Trying to make sure my calculations were correct. We were tasked to make 2 grams of NH₄Cl. Our proposed method was using HCl and NH₄ClOH. This was confirmed as our best way.

The way I figured it was that 2 grams of ammonium chloride was 0.037519 moles. We used 6M hydrochloric acid and 6M ammonium hydroxide for the reaction. I calculated that we needed 6.25 mL of each solution to make the 2 grams. Our results were horrible as we only made .186 g and .233 g in two different trials.

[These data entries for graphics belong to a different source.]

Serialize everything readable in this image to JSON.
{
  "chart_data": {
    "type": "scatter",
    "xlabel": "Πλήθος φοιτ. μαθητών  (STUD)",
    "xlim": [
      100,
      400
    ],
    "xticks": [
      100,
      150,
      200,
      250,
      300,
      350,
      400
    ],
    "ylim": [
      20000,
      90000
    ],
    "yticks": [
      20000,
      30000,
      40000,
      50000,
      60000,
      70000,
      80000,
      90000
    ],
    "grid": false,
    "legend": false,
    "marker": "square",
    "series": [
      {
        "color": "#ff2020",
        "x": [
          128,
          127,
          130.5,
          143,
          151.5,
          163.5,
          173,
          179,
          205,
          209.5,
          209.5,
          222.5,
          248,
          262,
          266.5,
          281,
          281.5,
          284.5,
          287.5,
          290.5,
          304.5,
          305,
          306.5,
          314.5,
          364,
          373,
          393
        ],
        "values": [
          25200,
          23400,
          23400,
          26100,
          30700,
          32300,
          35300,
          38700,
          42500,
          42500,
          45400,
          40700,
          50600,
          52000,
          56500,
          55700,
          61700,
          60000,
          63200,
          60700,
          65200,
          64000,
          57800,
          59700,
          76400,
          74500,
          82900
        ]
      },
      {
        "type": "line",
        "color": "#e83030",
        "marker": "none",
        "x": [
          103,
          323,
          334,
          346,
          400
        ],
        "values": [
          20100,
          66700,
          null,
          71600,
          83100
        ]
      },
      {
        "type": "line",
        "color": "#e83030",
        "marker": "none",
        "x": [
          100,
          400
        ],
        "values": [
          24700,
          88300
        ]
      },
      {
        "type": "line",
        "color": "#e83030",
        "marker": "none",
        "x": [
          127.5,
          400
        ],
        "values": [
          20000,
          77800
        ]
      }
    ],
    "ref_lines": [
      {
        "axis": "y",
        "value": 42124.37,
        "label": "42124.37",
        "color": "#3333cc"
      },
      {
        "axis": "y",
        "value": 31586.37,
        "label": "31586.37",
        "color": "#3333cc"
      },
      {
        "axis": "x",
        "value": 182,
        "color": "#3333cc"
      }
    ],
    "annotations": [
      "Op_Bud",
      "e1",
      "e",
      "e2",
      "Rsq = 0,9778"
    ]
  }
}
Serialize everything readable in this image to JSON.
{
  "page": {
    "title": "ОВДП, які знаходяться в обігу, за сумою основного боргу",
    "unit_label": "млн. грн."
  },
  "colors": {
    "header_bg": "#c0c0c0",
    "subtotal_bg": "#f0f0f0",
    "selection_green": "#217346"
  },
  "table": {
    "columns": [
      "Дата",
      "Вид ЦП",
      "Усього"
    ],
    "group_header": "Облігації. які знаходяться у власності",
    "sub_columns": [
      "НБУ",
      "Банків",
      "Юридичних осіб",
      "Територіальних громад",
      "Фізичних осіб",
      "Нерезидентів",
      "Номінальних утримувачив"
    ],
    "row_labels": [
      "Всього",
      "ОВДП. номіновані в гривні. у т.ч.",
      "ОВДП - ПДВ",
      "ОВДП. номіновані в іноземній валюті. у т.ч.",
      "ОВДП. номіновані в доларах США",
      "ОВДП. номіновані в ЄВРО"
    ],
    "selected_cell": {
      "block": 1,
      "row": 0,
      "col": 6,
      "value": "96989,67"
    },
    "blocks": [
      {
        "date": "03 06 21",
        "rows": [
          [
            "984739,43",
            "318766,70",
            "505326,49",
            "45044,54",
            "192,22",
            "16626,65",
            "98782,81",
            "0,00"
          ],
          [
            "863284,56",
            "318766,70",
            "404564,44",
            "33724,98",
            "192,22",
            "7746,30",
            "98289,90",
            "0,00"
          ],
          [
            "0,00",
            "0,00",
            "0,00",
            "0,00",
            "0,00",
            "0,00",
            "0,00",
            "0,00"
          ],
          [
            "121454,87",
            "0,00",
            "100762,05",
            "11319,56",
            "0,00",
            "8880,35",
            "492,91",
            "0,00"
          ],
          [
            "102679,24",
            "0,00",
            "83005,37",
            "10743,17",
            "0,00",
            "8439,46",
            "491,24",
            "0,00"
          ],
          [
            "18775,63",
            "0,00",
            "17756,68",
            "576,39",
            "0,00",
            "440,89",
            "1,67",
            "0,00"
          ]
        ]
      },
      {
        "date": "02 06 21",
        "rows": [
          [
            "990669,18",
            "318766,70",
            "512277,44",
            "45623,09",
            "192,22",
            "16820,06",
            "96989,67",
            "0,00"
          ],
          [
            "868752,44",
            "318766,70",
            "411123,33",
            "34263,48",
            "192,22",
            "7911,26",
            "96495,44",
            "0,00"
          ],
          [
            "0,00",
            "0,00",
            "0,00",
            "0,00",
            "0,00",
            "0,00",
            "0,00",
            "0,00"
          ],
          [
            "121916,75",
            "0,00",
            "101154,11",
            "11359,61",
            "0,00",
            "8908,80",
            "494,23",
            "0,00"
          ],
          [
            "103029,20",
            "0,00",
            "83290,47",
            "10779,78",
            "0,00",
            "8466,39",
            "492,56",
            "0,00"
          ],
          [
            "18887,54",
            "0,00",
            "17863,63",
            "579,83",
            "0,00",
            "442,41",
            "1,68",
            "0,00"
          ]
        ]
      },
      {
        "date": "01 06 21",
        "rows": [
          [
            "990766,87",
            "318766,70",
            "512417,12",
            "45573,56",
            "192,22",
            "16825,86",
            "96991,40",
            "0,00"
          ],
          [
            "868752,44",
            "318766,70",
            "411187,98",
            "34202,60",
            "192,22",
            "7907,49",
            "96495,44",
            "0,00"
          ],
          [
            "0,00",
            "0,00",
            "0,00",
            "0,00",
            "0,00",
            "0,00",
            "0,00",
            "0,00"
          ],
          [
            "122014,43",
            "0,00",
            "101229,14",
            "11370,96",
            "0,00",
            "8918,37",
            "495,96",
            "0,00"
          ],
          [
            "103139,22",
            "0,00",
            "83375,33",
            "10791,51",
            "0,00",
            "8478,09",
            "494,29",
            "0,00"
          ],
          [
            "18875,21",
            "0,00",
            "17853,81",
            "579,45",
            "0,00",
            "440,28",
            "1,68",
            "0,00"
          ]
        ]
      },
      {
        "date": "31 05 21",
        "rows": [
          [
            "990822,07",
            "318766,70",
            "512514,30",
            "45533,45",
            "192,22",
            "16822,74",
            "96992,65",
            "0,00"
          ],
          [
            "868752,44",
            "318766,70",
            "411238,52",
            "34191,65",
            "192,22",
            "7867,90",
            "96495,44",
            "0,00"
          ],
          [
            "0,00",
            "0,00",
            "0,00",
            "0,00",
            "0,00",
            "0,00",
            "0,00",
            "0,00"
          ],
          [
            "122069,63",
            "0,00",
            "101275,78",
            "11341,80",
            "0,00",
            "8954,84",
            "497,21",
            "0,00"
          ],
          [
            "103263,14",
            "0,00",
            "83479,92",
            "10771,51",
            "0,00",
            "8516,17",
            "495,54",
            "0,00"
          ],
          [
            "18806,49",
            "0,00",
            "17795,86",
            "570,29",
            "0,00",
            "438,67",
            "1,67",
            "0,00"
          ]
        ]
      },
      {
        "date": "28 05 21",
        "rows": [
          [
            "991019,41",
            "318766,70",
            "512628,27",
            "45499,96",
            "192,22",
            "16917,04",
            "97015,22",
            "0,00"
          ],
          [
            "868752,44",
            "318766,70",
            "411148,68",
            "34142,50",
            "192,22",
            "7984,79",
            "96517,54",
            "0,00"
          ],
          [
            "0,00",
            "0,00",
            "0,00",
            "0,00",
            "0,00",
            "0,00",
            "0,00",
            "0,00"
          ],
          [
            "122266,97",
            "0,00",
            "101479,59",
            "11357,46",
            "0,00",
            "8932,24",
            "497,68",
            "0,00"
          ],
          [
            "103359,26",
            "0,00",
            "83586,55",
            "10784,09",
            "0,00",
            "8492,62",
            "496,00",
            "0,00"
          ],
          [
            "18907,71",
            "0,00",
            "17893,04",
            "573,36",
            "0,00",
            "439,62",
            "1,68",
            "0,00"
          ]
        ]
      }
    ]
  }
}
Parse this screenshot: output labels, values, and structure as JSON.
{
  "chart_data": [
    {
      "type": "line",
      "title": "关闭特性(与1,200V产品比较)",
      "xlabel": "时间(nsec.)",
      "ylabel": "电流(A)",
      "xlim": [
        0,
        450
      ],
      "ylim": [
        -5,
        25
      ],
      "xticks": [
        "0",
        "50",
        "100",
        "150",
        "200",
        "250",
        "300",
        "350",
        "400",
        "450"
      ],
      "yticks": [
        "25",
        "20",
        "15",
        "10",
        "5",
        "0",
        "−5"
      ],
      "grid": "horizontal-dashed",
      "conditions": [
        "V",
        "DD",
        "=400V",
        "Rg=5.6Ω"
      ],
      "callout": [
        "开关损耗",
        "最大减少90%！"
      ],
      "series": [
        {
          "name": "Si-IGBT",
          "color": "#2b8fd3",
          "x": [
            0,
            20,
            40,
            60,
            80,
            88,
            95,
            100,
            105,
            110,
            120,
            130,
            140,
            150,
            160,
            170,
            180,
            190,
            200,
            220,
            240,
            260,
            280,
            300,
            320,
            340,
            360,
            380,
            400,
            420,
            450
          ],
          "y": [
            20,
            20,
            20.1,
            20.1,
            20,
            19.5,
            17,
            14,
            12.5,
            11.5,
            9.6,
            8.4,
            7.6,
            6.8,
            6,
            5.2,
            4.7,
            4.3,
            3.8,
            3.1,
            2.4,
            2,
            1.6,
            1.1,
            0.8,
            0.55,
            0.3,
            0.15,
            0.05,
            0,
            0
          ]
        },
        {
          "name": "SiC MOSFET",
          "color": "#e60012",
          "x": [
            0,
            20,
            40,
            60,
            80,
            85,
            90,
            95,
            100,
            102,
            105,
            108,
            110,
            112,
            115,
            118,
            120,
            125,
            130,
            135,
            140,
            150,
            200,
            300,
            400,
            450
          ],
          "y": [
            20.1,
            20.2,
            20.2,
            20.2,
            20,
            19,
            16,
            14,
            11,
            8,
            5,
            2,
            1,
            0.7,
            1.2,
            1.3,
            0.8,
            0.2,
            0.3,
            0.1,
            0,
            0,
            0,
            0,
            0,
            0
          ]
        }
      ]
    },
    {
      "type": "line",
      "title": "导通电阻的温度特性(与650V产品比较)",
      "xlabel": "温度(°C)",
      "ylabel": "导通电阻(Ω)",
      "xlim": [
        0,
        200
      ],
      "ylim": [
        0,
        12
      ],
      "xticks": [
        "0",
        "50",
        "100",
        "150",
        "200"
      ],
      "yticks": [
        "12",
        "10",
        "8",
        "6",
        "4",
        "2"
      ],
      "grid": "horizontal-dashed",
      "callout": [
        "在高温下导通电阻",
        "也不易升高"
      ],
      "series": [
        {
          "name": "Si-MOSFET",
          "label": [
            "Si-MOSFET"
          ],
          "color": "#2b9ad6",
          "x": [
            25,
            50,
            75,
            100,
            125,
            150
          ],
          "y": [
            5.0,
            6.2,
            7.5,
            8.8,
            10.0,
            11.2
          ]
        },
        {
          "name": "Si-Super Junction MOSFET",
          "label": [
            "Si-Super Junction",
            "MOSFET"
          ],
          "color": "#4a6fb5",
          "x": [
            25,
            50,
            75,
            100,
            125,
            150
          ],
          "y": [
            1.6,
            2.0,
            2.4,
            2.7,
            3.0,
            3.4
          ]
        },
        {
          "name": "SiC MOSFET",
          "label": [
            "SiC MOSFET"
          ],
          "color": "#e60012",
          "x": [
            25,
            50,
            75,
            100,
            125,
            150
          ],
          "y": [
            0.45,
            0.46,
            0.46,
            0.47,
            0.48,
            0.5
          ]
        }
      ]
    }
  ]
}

I am wondering if these amounts are correct at least theoretically. Does this reaction typically have this low of a percent yield? If it is usually this low of a yield, why might this be?

 

[chemisttree]

When you try to dry ammonium chloride, it spontaneously reverts back to HCl and NH₃ under suprisingly mild conditions... it evaporates.

 

[mastiffcacher]

So it should have produced 2 grams but the loss is great while drying?

 

[chemisttree]

What conditions did you use to produce and dry it?

 

[mastiffcacher]

We used 6.25 mL of 6M HCl and 6.25 mL of 6M NH4OH. Placed in beaker under hood. When vapors stopped from beaker, we moved to a hot plate se at ~250F. It took about 15 minutes or so for the resultant water to evaporate. This was done in my chem lab for school. I was working on a report and am trying to figure out what errors may have occurred. I just wanted to make sure that I did not miss something in my calculations and that 6.25 mL was the correct volume of 6M reactants to use. I also thought that my TA told us that this was the better reaction to run. Maybe she meant the easiest. If that is the correct volume, why is the loss so great?

 

[Borek]

Calculations are OK. The only thing I can think off - apart from some human error - is what was already signalled by Chemisttree, loss due to the sublimation of the solid.